Using this approach in a large organization, a new product built from a selection of stable bug-free packages can be brought to market quickly–and all products share an easy upgrade path as their core packages are improved. The main challenge in planning for change of this sort is in striking the right balance between packages that are too small and packages that are too large. Like many of the details of firmware architecture, achieving that balance for a number of years is more of an art than a science.
I hope the five-step “architecture road map” presented here is useful to you. I plan to drill down into more of the details in articles and columns over the coming months. Meanwhile your constructive feedback is welcome via the discussion forum or e-mail.
Michael Barr is the author of three books and over fifty articles about embedded systems design, as well as a former editor-in-chief of this magazine. Michael is also a popular speaker at the Embedded Systems Conference, a former adjunct professor at the University of Maryland, and the president of Netrino. He has assisted in the design and implementation of products ranging from safety-critical medical devices to satellite TV receivers. You can reach him via e-mail at or read more of what he has to say at his blog ().

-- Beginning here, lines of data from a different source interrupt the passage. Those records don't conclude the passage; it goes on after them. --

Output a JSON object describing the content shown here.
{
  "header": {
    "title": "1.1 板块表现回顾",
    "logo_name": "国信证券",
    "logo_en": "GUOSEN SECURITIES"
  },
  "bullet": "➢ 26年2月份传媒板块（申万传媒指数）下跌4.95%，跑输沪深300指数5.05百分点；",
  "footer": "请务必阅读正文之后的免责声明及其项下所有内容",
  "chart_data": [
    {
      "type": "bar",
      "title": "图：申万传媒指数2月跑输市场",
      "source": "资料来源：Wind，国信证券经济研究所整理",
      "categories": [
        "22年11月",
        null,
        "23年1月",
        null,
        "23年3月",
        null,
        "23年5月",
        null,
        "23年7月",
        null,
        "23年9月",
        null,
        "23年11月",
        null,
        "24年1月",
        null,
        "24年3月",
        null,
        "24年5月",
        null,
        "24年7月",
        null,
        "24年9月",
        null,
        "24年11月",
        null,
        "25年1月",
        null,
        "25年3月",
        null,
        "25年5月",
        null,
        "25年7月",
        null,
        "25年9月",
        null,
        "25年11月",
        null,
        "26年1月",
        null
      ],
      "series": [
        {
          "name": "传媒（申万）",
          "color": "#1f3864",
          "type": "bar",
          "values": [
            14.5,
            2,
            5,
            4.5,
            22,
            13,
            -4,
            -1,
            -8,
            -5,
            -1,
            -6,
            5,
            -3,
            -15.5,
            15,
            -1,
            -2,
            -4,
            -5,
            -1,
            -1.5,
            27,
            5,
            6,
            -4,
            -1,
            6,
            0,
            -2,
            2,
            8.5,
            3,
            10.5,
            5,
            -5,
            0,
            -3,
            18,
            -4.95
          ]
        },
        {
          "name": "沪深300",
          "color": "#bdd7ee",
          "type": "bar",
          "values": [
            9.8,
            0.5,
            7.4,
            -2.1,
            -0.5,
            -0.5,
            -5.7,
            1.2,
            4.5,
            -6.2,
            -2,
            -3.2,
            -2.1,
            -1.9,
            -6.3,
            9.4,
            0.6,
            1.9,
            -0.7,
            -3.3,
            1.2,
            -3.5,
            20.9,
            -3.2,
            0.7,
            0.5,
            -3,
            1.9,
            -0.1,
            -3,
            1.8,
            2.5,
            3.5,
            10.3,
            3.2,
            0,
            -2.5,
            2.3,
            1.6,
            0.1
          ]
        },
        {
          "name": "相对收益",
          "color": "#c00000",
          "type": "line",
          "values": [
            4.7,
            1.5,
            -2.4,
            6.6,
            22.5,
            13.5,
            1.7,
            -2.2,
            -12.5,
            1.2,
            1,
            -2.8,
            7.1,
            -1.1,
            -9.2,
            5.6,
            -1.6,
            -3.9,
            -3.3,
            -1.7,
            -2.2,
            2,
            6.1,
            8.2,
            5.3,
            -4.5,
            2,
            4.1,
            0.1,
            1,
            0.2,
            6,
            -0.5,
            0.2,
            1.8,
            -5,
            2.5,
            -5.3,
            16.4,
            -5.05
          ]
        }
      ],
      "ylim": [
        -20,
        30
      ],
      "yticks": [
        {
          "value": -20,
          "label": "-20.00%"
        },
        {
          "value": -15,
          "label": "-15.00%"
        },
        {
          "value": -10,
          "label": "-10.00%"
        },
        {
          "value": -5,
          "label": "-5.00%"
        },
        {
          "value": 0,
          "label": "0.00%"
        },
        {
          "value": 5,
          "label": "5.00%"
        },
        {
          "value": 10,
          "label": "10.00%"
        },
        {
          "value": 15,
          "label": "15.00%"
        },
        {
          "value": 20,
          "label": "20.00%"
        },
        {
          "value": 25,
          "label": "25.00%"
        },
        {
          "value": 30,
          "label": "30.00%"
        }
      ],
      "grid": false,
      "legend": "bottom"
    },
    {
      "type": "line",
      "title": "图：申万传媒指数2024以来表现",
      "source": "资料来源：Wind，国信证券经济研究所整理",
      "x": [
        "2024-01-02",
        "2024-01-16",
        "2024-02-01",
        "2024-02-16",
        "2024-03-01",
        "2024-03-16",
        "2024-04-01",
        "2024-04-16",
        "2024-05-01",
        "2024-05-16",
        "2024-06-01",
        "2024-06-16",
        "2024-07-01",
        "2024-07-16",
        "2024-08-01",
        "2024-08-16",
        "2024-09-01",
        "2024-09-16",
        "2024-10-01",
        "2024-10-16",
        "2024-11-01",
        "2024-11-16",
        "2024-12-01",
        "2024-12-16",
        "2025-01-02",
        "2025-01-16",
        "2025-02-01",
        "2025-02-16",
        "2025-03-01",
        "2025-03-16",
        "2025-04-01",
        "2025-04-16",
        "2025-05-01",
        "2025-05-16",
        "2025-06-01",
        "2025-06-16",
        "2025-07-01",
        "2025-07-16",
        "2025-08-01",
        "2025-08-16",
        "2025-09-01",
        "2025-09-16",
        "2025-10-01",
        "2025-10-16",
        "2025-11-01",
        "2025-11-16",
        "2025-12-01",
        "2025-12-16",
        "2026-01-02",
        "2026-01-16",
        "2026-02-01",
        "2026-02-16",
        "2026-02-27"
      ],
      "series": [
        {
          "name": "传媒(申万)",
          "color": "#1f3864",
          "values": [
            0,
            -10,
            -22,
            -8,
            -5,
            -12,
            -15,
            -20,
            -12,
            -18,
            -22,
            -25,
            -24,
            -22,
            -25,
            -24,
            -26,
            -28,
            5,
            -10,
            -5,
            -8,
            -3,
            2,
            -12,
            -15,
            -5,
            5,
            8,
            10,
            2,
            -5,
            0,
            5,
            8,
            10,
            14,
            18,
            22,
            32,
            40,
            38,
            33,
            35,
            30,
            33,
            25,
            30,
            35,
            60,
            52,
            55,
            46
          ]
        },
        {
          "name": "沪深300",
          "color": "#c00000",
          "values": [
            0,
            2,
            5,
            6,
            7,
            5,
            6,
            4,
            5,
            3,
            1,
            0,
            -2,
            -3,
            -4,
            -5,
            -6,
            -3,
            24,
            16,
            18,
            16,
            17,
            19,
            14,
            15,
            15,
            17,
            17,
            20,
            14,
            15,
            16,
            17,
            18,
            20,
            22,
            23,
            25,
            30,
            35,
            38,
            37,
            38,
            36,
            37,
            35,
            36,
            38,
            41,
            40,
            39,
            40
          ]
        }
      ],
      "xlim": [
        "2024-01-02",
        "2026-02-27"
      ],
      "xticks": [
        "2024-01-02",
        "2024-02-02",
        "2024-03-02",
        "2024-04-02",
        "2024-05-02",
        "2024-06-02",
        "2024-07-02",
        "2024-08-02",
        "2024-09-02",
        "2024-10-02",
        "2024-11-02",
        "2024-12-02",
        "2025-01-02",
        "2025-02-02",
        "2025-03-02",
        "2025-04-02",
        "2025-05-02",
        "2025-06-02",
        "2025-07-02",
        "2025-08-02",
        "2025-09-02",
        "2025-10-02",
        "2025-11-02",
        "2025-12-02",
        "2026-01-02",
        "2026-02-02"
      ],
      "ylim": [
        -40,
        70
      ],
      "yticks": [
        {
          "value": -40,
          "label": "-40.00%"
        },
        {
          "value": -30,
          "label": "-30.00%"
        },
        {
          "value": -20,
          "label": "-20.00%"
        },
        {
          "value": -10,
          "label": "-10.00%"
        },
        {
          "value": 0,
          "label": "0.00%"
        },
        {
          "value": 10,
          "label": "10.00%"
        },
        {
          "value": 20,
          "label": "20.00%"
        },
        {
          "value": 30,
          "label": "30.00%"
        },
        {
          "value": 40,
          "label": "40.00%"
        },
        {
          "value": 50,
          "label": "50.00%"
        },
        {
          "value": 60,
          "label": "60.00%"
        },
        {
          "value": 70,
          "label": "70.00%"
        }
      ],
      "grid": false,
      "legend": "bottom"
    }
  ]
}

1. This sounds silly, but it's true. If an individual requirement doesn't pass the “gnome test” then it merits further rewriting.
2. However, we must remember that this is only a WHAT requirement. The HOW implementer may not choose to include that equation in the code and still meet the requirement. For example, a mathematical equation may be converted into a look-up table plus interpolations, which may be executed by either hardware or software (or by a gnome).
3. If you can't get proper requirements from outside engineering, you may have to expend effort inside engineering translating the customer or marketing requirements you do have into a proper set of requirements for internal use.
4. With the exception of anything involving plumbing, which is almost as hard to change as the supporting columns.
5. Non-drinkers may prefer the phrase “30,000 foot view” which is the same standard.
6. To give an extreme example, marketing can have engineering add the game “Pong” in a low-priority task running on the ventilator without affecting patient safety.
7. The system tests should treat the firmware as a black box. In fact, they would ideally be structured at the “gnome level.”
8. Proponents of test-driven development advocate that tests at this level be written in advance of the functions or classes that they are intended to verify.
9. But isn't it always true that testing real-time behaviors intrusively is an oxymoron?